Teuns is looking forward to returning to the start line in Belgium. "It's always nice to race on home soil, and this is a parcours that suits me well. Grand Prix de Wallonie is another typical Ardennes race, and I have already shown that I can perform well in this region over the 2017 season. I am going into the race after the two Canadian one-day races, so I hope that I recover well. I really enjoy this style of racing, and I am motivated to try and go for a good result with the team," Teuns explained.

Grand Prix de Wallonie (13 September)

Rider Roster: Martin Elmiger (SUI), Floris Gerts (NED), Ben Hermans (BEL), Patrick Müller (SUI), Joey Rosskopf (USA), Dylan Teuns (BEL), Nathan Van Hooydonck (BEL), Loïc Vliegen (BEL)

Sports Director: Valerio Piva (ITA)

Team Sunweb's plans for the World Championship's time trial

The team sent me this preview:

Both Team Sunweb's men and women programs head to Bergen this week for the UCI World Championships.
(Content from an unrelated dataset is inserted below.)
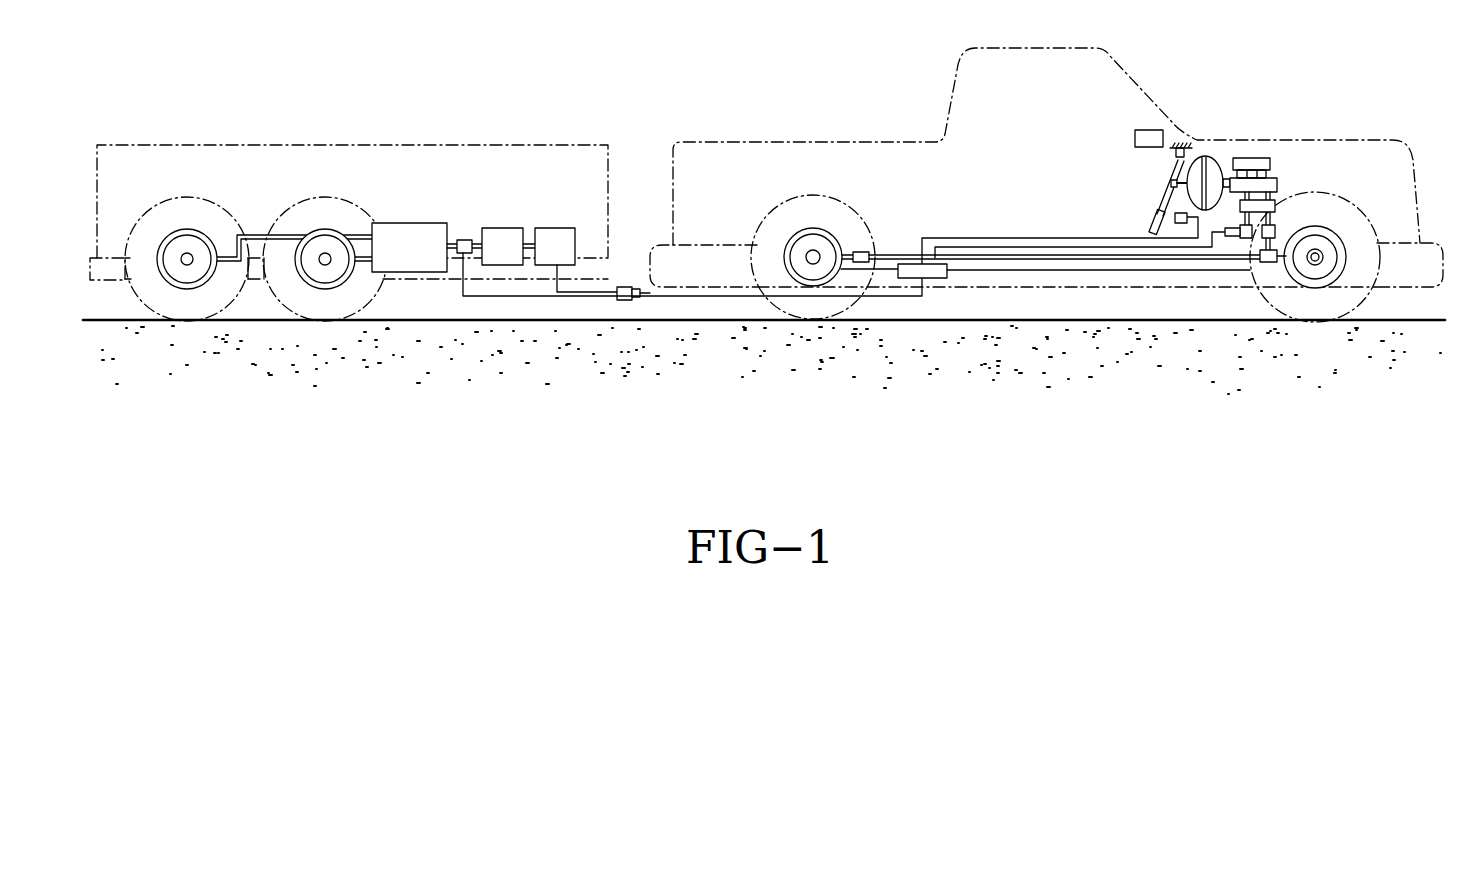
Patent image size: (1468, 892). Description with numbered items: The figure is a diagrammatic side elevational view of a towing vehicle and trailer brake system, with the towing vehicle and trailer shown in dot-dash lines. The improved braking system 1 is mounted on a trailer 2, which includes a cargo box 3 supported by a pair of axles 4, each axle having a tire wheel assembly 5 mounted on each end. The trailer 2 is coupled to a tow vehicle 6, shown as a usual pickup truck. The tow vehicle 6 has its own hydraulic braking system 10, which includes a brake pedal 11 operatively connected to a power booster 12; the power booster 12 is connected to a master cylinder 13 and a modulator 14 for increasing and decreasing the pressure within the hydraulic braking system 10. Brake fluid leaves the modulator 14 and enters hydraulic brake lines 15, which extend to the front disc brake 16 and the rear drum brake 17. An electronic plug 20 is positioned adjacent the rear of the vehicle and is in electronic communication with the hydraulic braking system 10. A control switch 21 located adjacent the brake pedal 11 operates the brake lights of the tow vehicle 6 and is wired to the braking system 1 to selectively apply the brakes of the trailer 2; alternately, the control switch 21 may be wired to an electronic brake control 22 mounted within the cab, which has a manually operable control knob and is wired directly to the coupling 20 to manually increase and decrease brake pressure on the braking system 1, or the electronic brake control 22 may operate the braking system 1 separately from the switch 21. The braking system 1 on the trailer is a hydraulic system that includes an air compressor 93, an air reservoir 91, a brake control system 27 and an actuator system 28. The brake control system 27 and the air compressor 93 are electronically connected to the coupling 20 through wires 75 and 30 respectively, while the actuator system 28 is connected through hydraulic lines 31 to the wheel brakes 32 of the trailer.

First on the agenda is the team time trial on Sunday, 17th and both programs line-up with strong teams for the race. The course for both the men and women is the same, a 42.5 kilometre route from Ravnanger to central Bergen. After a flat section to give riders chance to settle into a rhythm, riders are tasked technical section, a climb followed by another flat section, a second climb and a cobbled section towards the finish.

Team Sunweb's Coach Adriaan Helmantel (NED) said: "This is a challenging course with various ups and downs and we line-up with a strong and motivated team from both our men's and women's programs. Our scientific expert Teun van Erp made extensive analysis of the course based on a recon from earlier this year to determine the optimum rider order and pacing plan for Bergen.

"Our men's program have just come out of a great Vuelta and some good racing in Canada so are in top shape. Sam and Lennard both had to abandon the Vuelta and are fully recovered again and back on track for Bergen. Tom and Wilco have shown really strong TT's across the year with Tom winning the Giro's time trial and Wilco finishing 2nd in the Vuelta's TT. To round off the team we have Søren and Michael who are more explosive riders with the characteristics needed for a course of this nature. Our scientific expert Teun van Erp, has prepared extensive analysis of the course to ensure that

"We believe that our women's team are in contention to take a medal in Bergen, but it will be a fierce battle. We have spent some time training to perfect our technique over the past few months and have a final block coming up this week to further fine-tune. Each rider is a strong time trialist in their own right. We have the European ITT champion with Ellen and a powerhouse with Lucinda. Alongside these two we have the fast-women Leah and Coryn with Sabrina who is good on the climbs and Floortje who is strong against the clock. After a strong result in the Giro Rosa's TTT the team are motivated to take a strong result this weekend."